Jordan sat there for a while in silence with a forced smile on her face. Finally, she excused herself, but no one seemed to notice as she stood and made her way back through the gate and across the street. Woody found her curled up in their bed a half hour later.

"Hey! I had no idea where you went. I told everybody you had a migraine."

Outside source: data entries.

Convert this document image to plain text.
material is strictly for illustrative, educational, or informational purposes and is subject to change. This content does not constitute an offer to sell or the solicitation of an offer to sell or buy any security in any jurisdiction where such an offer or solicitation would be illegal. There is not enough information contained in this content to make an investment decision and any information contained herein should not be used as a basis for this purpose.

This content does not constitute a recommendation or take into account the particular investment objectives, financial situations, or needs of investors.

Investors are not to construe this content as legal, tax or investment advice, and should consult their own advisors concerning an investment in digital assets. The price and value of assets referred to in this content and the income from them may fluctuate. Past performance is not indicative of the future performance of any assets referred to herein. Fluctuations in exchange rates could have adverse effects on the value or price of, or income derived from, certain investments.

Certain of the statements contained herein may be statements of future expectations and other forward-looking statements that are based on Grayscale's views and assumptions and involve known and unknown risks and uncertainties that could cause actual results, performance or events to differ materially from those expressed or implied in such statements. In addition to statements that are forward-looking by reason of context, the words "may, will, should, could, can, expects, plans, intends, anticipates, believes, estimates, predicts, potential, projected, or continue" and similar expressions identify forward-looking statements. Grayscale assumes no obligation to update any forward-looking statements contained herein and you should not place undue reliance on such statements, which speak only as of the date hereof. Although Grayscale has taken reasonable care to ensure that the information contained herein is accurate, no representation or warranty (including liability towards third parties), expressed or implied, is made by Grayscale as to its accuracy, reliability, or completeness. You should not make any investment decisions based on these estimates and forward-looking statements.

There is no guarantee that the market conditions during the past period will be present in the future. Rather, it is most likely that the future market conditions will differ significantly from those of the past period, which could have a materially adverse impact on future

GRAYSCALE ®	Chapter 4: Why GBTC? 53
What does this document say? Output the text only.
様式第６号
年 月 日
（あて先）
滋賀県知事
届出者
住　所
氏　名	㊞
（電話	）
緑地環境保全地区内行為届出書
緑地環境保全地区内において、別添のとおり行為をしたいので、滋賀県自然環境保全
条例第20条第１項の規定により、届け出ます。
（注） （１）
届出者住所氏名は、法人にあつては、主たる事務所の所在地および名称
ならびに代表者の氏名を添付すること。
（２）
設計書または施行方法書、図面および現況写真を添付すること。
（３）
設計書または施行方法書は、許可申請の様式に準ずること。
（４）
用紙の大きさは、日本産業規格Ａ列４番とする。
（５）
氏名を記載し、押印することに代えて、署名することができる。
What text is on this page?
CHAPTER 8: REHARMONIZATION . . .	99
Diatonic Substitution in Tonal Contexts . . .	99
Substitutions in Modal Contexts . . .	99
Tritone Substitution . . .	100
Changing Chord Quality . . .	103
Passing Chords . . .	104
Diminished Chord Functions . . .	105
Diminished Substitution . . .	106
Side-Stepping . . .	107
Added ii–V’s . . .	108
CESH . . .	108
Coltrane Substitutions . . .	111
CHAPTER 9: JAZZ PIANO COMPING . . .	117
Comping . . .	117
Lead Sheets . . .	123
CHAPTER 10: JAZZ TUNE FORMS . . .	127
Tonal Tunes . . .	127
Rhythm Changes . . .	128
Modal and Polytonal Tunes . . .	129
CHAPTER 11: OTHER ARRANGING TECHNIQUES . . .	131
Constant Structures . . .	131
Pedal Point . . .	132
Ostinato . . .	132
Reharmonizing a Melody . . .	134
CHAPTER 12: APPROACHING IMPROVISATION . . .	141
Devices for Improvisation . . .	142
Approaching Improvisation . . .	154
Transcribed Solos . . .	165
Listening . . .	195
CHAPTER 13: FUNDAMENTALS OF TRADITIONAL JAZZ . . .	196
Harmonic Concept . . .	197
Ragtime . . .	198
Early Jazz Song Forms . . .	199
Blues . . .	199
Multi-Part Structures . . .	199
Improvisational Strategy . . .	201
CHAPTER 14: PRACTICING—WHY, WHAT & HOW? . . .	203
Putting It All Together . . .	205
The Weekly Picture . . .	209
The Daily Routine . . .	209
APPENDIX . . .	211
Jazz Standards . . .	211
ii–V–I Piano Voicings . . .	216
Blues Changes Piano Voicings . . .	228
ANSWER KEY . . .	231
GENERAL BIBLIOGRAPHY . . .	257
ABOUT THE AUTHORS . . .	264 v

"It was awful," she said, and he knew from her voice that she had been crying. He sat down on the edge of the bed and rubbed her back.

"What happened, Jordan?"

"Those women were horrible. I've never felt so out of place. Talking about lasagna recipes and karate lessons and 101 uses for sweetened condensed milk. I can't do it, Woody."

He stroked her hair. "I know it's hard, Jordan. This is all new to me, too. But give it a chance, okay?"

She sat up in bed. "I'm afraid I'm losing myself, Woody. I'm afraid I'm going to become this other person, this person who goes to Tupperware parties and drives a station wagon, or worse...a minivan. I can't be like those women."

He kneeled in front of her on the floor and looked up at her. "I don't want you to be like those women, Jordan. I love you the way you are. I love you." He brushed her hair out of her darkened eyes. "You. Only you."

She smiled down at him. "I'm sorry I left you there by yourself."

He rolled his eyes. "Golf! Those guys were talking about golf! What do I know about golf?" They both laughed, and he kissed her gently. "Barb sent over a plate of food. Maybe when you take the plate back, you could make amends and invite her for a cup of coffee."

Her mouth fell open. "Did you hear any of what I just said?"

"I'm not asking you to be her best friend, Jordan. It's just a cup of coffee. If we're going to be neighbors, we've got to get along. You never know when we might need them."

She jumped up and threw her arms over her head. "Unbelievable! If you want a Stepford wife, you married the wrong girl!"

"What? Where did that come from? Who said anything about a Stepford wife? It's just coffee!" She turned on her heel and crossed to the bathroom. "Jordan, where are you going?"

"I'm going to take a bath."

"Come on, Jordan. Don't walk away."

But she closed the bathroom door behind her and turned on the water. She stood with her ear pressed against the door, waiting for him to come and knock softly and call for her to let him in.

He didn't. She heard the bedsprings creak as he rose, and then there was the sound of his footsteps against the hardwood floor as he left the bedroom and went downstairs.